Third-quarter sales held steady at $1.67 billion. Adjusted earnings per share climbed 13% to $1.64, thanks in part to tighter costs and reduced spending on advertising and admin, though gross margin slipped 140 basis points, landing at 43.2%. For reference, a basis point equals one-hundredth of a percentage point.
Linda Rendle, the company’s chair and CEO, described the quarter as “mixed.” She noted several businesses lagged behind in regaining market share. For the outlook, Rendle flagged persistent challenges with consumers and costs, saying there’s still “more work to do.” Q4 Capital
Management pointed to continued value-seeking across the quarter. Higher-income consumers gravitated toward bigger pack sizes and opted for club stores, while those with lower incomes leaned into smaller, less expensive picks. That divergence matters for Clorox’s lineup—Glad, Brita, Burt’s Bees, Fresh Step, Hidden Valley—since shelf space and promotional tactics often decide if shoppers stick with branded goods or switch down.
There’s the GOJO acquisition to factor in now. Clorox wrapped up its purchase of GOJO Industries, the Purell maker, on April 1. The buyout brings health and hygiene lines under Clorox’s roof, but it’s not all upside—there are some upfront costs to contend with. According to the company, GOJO should contribute around $200 million in sales for the fourth quarter and just under three percentage points to sales in fiscal 2026. Adjusted EPS, though, will take a 2 to 4 cent hit.
On the earnings call, Chief Financial Officer Luc Bellet told analysts Clorox is budgeting for oil at around $100 a barrel in the fourth quarter. That’s pushing up costs by $20 million to $25 million and shaving roughly 130 basis points off gross margin. As for next year, Bellet flagged the uncertainty: “It’s very hard to predict what might happen,” he said. The Motley Fool
Pressure isn’t confined to one name. On Friday, Colgate-Palmolive flagged an extra $300 million in raw material and logistics costs tied to turmoil in the Middle East. Procter & Gamble, according to Reuters, has also signaled a significant profit squeeze from pricier oil inputs. On the day, Clorox lagged both stocks. Procter & Gamble barely moved, while Colgate-Palmolive ended higher.
Segment performance was mixed. Household sales climbed 3%, with cat litter and grilling products doing the heavy lifting on volume. Lifestyle lagged, dropping 9% after lower consumption and retail inventory shifts. International sales put up an 8% gain, driven by both volume and favorable currency. Health and Wellness? Little movement there.

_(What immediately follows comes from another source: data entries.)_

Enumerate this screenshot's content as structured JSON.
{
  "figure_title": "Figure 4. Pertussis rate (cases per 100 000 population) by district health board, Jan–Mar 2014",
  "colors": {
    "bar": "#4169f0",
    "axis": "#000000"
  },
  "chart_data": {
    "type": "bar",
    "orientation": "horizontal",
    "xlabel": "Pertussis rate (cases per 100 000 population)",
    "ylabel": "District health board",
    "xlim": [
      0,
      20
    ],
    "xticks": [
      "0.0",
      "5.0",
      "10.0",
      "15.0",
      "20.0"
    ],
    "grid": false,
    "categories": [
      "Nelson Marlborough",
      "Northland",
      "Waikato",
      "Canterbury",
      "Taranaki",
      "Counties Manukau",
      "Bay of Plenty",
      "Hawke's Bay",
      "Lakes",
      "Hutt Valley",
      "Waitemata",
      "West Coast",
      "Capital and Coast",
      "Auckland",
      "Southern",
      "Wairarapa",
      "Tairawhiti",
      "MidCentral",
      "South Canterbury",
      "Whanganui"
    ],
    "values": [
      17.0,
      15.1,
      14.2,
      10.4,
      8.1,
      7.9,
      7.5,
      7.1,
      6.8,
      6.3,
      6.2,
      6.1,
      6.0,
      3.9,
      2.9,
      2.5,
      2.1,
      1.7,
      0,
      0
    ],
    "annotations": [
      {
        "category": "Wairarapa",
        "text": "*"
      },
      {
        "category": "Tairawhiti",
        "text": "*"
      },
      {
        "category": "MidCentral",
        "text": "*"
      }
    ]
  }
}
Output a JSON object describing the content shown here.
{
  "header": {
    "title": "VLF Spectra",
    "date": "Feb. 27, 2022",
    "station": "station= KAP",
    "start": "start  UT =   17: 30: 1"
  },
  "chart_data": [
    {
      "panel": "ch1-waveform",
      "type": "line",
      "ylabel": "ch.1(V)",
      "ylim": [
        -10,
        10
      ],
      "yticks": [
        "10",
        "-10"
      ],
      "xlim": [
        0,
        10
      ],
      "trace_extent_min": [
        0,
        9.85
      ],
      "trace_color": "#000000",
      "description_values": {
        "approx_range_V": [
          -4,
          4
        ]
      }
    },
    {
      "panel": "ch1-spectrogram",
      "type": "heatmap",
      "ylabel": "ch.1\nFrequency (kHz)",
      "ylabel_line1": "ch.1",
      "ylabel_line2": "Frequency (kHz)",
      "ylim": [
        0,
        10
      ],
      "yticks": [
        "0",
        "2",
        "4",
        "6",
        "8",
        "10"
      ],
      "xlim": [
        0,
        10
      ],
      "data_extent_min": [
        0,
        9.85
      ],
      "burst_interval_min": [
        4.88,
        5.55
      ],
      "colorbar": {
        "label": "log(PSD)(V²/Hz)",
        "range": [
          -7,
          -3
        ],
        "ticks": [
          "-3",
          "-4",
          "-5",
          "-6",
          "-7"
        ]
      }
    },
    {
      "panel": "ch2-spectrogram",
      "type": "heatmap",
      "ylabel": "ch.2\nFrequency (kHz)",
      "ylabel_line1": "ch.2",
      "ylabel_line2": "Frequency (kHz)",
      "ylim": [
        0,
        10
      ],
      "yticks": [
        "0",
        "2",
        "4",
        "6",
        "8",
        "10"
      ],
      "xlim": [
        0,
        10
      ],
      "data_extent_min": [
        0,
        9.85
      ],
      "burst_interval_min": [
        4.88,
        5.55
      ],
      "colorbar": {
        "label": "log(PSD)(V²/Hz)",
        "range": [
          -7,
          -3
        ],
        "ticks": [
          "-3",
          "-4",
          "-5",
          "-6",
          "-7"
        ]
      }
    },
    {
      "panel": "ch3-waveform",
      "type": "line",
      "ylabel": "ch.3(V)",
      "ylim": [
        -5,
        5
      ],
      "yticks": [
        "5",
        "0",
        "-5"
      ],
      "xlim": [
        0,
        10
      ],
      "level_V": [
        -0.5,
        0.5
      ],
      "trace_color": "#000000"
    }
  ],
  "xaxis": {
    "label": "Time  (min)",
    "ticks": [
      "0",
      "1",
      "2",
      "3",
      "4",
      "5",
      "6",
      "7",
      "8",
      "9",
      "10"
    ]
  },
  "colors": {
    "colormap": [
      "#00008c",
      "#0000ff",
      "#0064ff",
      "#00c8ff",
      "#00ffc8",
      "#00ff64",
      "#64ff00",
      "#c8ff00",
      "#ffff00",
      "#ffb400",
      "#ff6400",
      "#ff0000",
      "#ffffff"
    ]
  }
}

That reset isn’t all downside. There’s a shot the outlook lands on the cautious side—oil could slide, ERP headaches might clear, and Purell settles in without drama. Still, if consumers keep holding back and promo wars heat up, Clorox could end up shelling out even more just to hang onto shelf space, dragging out any margin bounce until fiscal 2027.
Clorox isn’t trimming its brand support, sticking with plans to allocate roughly 11% of net sales to advertising and sales promotion. Now comes the fourth quarter, where management is bracing for a roughly 13% drop in organic sales—much of that tied to last year’s ERP-related shipment timing.